In the run-up to the 2008 Olympics, scientists use live mice for the first time on the 'roof of the world' to develop new tests for gene doping
A team of researchers from the University of Pennsylvania is attempting to climb Mount Everest, taking with them for the first time live mice to the 'roof of the world'.
The effort is being supported by the World Anti-Doping Agency (Wada) and the molecular diagnostics company Qiagen.
The purpose of the researcher's historic climb is to investigate tissue and blood samples from the mice to create a molecular signature for altitude-induced hypoxia.
The scientists' ultimate goal is the development of novel testing methods for gene doping by comparing such natural molecular signatures with induced signatures that would be created by gene doping.
Such practices have been listed on Wada's index of banned substances since 2003, but the identification of athletes using gene doping is still not possible.
Accordingly, experts consider gene doping to be one of the most urgent problems in sports today.
The scientific team headed by Prof Tejvir Khurana and Gabriel Willmann is specifically looking to find those genes that are active in a low-oxygen environment and thus enable the organism to adapt to the altered environmental conditions.
In general, hypoxia has a positive influence on the body's performance as it stimulates the creation of erythropoietin (EPO), a naturally occurring hormone that promotes the production of red blood cells.
When applied artificially, EPO can be easily discovered.
However, if gene activity is manipulated in a way that the body produces more 'natural' EPO and therefore more red blood cells without being exposed to a low oxygen environment, existing doping-detection methods prove ineffective - at least so far.
Now, the University of Pennsylvania scientists intend to solve this problem by developing markers for a test that can discriminate between naturally induced activations and activations induced through gene doping.
"We are very excited that the attack on the summit is now beginning.
"From a research point of view, a major challenge of this endeavor will be the extraction of samples from the mice under these extreme conditions," said Gabriel Willmann, one of the initiators of the research project.
"The cooperation with Qiagen, as the world's leading provider of sample and molecular testing technologies, will help us enormously to successfully collect, process and analyse the samples.
"Therefore, we are confident that first results will be ready for presentation shortly after our return".
According to Peer Schatz, chief executive officer of Qiagen, this expedition shows how molecular biology is increasingly helping to find solutions for critical issues in many areas of our daily lives: "We are very pleased to partner with the team from the University of Pennsylvania in this exciting project, in which our sample and assay technologies will be used for the development of testing methods in the harshest of conditions.
"We are also proud to be contributing to the team's so important goal of making anti-doping controls more effective".

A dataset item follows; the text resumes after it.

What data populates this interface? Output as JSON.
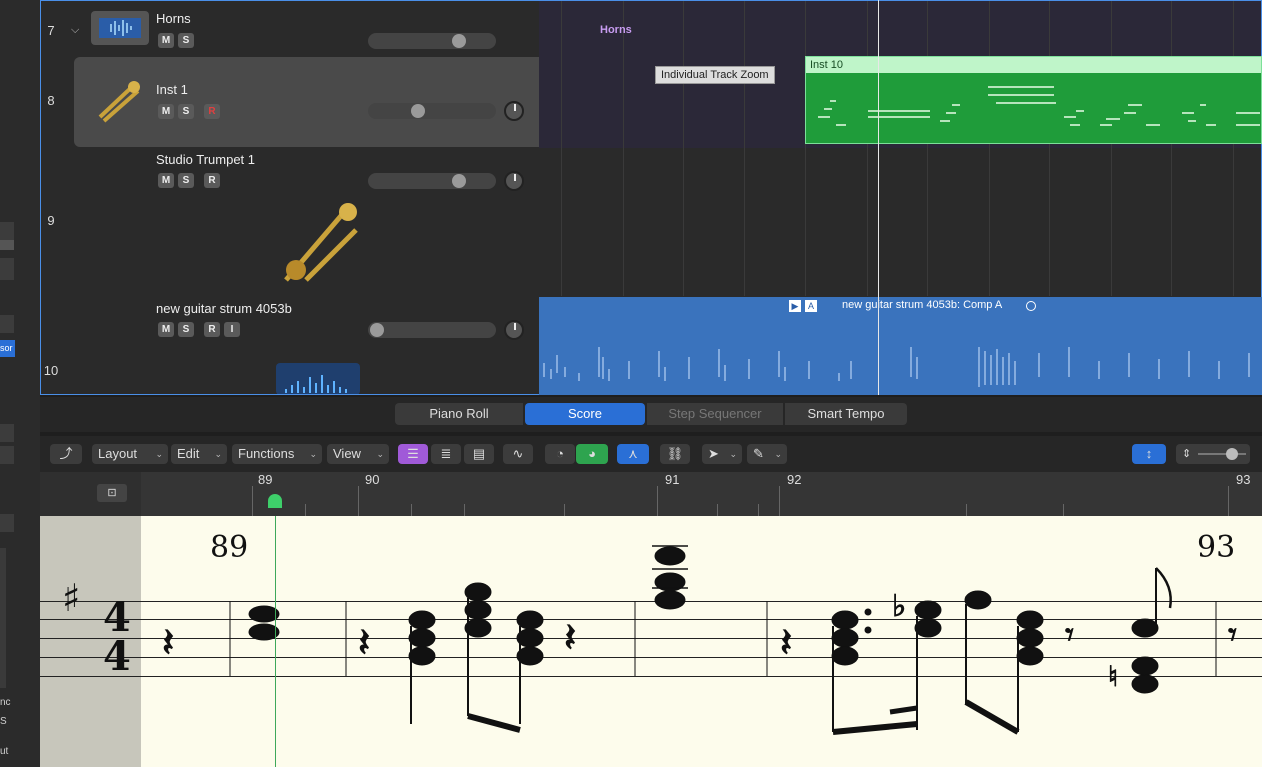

In addition to new testing methods for the identification of doping offenders, the scientists also hope to generate new data that may lead to a better treatment of muscular dystrophy.
The incidence of this genetic disease is comparatively low, yet it is also incurable and leads to a significant loss of expectation of life.
As the disease also affects respiratory muscles, patients in an advanced stadium experience a level of hypoxia comparable to the effects of exposure to extreme altitudes.
Background tp gene doping.
Gene doping as defined by the Wada encompasses the non-therapeutic use of cells, genes, genetic elements, or of the modulation of gene expression, having the capacity to enhance athletic performance.
An example for such doping approaches is a method to increase the organism's own production of EPO using an active agent called HIF-stabilisers.
Usually, a protein called hypoxia-induced factor (HIF) ensures the sufficient supply of oxygen to cells as it stimulates the production of EPO in low oxygen environments.
When the oxygen concentration rises, both the production of HIF and of EPO decreases.
This process is driven by an enzyme called HIF-PH, which reduces HIF.
So called HIF-stabilisers can be used to stop the enzyme from functioning, resulting in a slower reduction of HIF and thus higher EPO levels.
New products for the treatment of anemia currently under development tackle exactly this mechanism using HIF-stabilisers.